At this speed I’m probably going to make it there at night. But about an hour and a half later we finally make it to the little restaurant at the Monchsjoch Hut. This place looks very primitive, but I’m so glad to see it! So what was estimated to be a 45 minute hike ended up by being almost two hours. We must have made a pretty good impression on that receptionist if she estimated we’d to this hike in 45 minutes! And the food is not even that great. What a mess! The view from up here is so rewarding though…
If you are planning a trip to the Jungfraujoch, here are a couple of tips you should consider:
• Come early. The best time to visit is in the morning. It is less crowded and the weather is better. Usually the clouds gather mid to early afternoon.
• Come prepared. No matter when you visit, remember this is the place of the everlasting snow. Bring a warm jacket, shoes for walking on snow, a hat, gloves, sunglasses and especially sunscreen.

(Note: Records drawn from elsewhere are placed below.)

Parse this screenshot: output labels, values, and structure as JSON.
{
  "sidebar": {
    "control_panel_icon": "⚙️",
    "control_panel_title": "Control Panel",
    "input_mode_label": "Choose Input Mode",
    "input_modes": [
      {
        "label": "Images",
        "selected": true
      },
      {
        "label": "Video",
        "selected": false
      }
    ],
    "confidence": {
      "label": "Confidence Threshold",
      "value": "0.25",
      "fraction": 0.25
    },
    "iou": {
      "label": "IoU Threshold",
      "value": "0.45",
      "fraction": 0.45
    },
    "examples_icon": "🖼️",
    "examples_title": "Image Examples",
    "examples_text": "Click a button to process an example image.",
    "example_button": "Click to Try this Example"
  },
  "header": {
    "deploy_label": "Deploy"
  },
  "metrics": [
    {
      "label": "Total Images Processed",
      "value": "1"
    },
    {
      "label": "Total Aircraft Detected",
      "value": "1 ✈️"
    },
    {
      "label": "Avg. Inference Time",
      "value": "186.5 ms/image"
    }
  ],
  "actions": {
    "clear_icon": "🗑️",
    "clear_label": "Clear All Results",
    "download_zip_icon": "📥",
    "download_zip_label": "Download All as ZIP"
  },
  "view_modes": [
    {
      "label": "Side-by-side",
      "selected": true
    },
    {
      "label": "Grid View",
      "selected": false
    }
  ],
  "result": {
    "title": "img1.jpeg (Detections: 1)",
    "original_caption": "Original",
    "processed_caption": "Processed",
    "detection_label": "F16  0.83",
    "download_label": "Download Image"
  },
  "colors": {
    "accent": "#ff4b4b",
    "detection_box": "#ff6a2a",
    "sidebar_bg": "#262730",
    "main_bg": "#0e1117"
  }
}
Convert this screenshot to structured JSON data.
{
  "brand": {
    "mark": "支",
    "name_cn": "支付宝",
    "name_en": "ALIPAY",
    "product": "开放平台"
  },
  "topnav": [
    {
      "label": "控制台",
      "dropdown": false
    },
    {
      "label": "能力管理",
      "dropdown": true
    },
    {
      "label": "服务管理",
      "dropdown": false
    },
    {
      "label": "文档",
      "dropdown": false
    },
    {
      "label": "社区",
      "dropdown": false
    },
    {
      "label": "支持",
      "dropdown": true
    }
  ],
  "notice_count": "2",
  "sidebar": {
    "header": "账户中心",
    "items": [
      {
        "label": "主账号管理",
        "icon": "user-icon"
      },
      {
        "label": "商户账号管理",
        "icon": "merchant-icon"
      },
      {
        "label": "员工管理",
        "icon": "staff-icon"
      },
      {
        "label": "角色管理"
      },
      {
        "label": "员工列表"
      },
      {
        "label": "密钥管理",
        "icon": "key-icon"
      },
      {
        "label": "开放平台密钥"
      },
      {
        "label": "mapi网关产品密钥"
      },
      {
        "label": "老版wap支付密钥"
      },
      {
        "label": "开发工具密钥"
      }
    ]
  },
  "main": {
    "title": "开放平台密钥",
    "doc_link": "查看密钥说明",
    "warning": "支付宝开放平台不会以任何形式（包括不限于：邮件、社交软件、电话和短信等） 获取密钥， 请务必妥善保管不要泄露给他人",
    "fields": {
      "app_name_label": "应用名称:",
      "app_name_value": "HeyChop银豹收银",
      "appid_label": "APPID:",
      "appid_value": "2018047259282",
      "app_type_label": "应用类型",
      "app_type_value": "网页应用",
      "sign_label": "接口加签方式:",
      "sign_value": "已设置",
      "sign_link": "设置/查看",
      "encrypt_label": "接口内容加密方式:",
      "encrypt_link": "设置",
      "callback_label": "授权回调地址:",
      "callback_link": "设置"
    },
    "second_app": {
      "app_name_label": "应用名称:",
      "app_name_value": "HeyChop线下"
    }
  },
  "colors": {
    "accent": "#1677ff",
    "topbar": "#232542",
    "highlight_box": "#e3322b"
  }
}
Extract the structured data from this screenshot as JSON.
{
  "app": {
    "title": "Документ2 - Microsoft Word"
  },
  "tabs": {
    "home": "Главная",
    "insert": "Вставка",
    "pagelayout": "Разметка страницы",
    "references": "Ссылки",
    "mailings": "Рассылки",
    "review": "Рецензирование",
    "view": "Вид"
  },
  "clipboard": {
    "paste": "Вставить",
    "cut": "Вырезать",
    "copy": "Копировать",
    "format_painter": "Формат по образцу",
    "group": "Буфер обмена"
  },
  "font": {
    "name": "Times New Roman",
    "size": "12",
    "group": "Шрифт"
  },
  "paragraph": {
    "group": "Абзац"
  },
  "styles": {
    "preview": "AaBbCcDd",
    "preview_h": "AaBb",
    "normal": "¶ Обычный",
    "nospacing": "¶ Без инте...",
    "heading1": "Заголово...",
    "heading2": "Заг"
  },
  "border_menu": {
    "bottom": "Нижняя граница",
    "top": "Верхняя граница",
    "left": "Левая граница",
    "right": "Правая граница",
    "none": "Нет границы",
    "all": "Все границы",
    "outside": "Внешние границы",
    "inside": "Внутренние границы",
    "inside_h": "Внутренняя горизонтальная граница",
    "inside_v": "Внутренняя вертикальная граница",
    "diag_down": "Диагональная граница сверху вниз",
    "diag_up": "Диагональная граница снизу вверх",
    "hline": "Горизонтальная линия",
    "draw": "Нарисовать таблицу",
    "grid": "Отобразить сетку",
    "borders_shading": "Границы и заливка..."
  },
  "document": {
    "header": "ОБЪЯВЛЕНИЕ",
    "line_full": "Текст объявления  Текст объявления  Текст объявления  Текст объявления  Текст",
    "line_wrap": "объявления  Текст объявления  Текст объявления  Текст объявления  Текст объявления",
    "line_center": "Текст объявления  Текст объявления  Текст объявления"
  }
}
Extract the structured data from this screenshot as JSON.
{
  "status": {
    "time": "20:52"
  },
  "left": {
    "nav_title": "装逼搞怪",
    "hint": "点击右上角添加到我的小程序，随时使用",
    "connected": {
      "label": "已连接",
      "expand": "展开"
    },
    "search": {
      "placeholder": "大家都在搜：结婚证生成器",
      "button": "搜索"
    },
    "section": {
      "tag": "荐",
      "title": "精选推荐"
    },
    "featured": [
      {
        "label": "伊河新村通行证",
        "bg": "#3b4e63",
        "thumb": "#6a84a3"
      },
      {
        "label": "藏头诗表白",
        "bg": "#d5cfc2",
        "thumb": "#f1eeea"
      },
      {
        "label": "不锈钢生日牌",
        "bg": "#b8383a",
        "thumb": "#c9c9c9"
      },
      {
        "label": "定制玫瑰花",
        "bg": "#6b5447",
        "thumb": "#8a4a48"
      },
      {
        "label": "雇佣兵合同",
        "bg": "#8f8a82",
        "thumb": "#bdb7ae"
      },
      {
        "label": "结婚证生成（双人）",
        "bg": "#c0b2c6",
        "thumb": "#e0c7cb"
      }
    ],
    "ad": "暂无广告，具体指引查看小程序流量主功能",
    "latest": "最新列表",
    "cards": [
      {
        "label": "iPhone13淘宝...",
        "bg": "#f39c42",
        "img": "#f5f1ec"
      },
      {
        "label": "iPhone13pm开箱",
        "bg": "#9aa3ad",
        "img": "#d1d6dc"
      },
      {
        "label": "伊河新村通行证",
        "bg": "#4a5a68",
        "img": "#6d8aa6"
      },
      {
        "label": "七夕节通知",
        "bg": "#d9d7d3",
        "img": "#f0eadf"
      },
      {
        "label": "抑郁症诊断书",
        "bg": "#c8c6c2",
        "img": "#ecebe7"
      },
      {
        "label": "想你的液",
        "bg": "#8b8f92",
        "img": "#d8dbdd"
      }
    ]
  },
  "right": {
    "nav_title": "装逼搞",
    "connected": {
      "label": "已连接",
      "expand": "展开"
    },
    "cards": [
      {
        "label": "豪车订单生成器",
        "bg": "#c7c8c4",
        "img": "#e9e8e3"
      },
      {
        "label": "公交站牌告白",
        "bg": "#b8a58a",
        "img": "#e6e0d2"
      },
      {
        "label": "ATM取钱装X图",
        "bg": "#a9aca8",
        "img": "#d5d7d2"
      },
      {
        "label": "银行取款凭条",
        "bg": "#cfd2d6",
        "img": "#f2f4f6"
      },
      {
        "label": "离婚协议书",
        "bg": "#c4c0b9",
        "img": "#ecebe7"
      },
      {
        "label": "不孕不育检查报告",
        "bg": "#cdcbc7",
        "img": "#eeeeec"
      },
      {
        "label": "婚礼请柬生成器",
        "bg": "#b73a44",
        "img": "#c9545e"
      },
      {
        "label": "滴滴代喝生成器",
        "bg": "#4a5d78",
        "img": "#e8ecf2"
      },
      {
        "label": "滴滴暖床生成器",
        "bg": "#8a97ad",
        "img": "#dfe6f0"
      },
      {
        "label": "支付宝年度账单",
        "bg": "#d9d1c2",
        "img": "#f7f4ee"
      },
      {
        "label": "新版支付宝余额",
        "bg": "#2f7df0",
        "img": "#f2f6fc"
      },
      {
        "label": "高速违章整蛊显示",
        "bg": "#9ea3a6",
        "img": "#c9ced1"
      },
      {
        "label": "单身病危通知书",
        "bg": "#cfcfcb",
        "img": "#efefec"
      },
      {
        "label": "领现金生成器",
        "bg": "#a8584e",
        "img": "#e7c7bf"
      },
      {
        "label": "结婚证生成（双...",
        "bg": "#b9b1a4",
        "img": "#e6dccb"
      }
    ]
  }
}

• Wait for good weather. Jungfraujoch is all about the magnificent views. Coming up here when it’s foggy or cloudy is a waste of money and a big disappointment.
• Bring drinking water. If you buy it at up here you’ll pay around $8 for a small bottle. Water is supposed to help minimize and even prevent altitude sickness.
• Watch out for altitude sickness. Higher altitudes will impair your physical performance, so a hike that you usually do effortlessly my seem like a strenuous exercise at a high elevation.
Did you know that the Jungfrau region is a training base for the olympic athletes? Whether they are training for running, triathlon, cycling, open water swimming, or other sports many of the world’s top athletes use this area as a training base for improving their physical capabilities.